Ernst Corinth über Kai Rabe gegen die Vatikankiller

Zwar sind die Voraussetzungen für einen Kinoerfolg eigentlich erfüllt: Die Schauspieler zählen zu den bekanntesten im Lande, der Regisseur Thomas Jahn hat vor knapp zwei Jahren mit "Knockin' On Heaven's Door" einen fulminanten Erstling hingelegt, das Marketing mit Warner Bros. ein Verleih-Riese übernommen und die skandalträchtige Werbung schon Wochen vor dem Start für Schlagzeilen gesorgt.

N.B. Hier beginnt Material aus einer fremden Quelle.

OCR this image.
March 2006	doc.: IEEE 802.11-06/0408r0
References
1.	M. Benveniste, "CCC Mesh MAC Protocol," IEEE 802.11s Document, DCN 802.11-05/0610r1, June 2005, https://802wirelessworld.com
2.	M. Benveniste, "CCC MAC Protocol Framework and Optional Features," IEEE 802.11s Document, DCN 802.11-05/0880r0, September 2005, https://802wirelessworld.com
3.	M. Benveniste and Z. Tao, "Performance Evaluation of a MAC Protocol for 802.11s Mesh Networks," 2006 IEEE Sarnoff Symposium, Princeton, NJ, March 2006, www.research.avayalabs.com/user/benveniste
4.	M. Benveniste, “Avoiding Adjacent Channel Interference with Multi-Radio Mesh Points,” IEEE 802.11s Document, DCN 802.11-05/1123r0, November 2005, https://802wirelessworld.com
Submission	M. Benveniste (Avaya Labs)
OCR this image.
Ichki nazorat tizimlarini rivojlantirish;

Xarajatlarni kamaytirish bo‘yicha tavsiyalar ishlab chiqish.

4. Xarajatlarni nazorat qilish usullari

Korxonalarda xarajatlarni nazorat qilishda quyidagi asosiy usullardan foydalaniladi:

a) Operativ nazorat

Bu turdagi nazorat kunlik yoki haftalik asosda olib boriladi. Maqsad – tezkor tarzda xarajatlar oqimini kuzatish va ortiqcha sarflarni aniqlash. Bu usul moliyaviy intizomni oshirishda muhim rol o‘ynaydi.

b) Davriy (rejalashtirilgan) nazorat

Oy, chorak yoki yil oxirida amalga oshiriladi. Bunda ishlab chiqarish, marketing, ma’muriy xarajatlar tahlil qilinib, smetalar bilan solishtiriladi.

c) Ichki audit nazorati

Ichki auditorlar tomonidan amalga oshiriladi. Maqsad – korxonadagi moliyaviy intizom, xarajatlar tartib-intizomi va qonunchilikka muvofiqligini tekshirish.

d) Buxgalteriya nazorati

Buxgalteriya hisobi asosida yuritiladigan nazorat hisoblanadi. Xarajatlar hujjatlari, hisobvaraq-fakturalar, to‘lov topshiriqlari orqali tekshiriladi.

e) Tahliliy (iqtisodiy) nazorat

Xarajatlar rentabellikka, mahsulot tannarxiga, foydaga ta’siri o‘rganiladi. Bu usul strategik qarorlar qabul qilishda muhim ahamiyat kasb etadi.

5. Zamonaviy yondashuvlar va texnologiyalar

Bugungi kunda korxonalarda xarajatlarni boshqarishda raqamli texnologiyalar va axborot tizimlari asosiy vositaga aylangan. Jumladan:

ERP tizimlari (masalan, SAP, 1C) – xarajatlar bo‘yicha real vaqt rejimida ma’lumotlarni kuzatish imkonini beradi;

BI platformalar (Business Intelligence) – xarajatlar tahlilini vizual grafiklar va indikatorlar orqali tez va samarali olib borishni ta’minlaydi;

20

Doch trotz professionellster Planung fehlt dem nun fertigen Produkt "Kai Rabe gegen die Vatikankiller" leider der Witz, und selbst Freunde des vertrashten Kalauers werden nur mittelmäßig bedient.

Im Mittelpunkt steht ein ewig betrunkener Filmstar namens Kai Rabe (Steffen Wink), der sich routiniert durch die Dreharbeiten eines Krimis lallt. Bis plîtzlich ein brutaler Mord geschieht und alles hübsch durcheinandergerät. Selbst der Herr "Tatort"-Kommissar Krüger (Klaus J. Behrendt), der ebenfalls an der Flasche hängt, blickt nicht mehr so recht durch, verliebt sich aber prompt in die Hauptdarstellerin (Sandra Speichert). Und als dann auch noch ein Serienkiller umgeht, ist das Chaos wirklich perfekt. Nur der Produzent Egon Lütter (Heinz Hoenig), der sich mit seinen sexuellen Vorlieben offenbar stark an Bill Clinton orientiert, ist zufrieden. Schließlich verspricht soviel unfreiwillige Werbung ein Mordsgeschäft.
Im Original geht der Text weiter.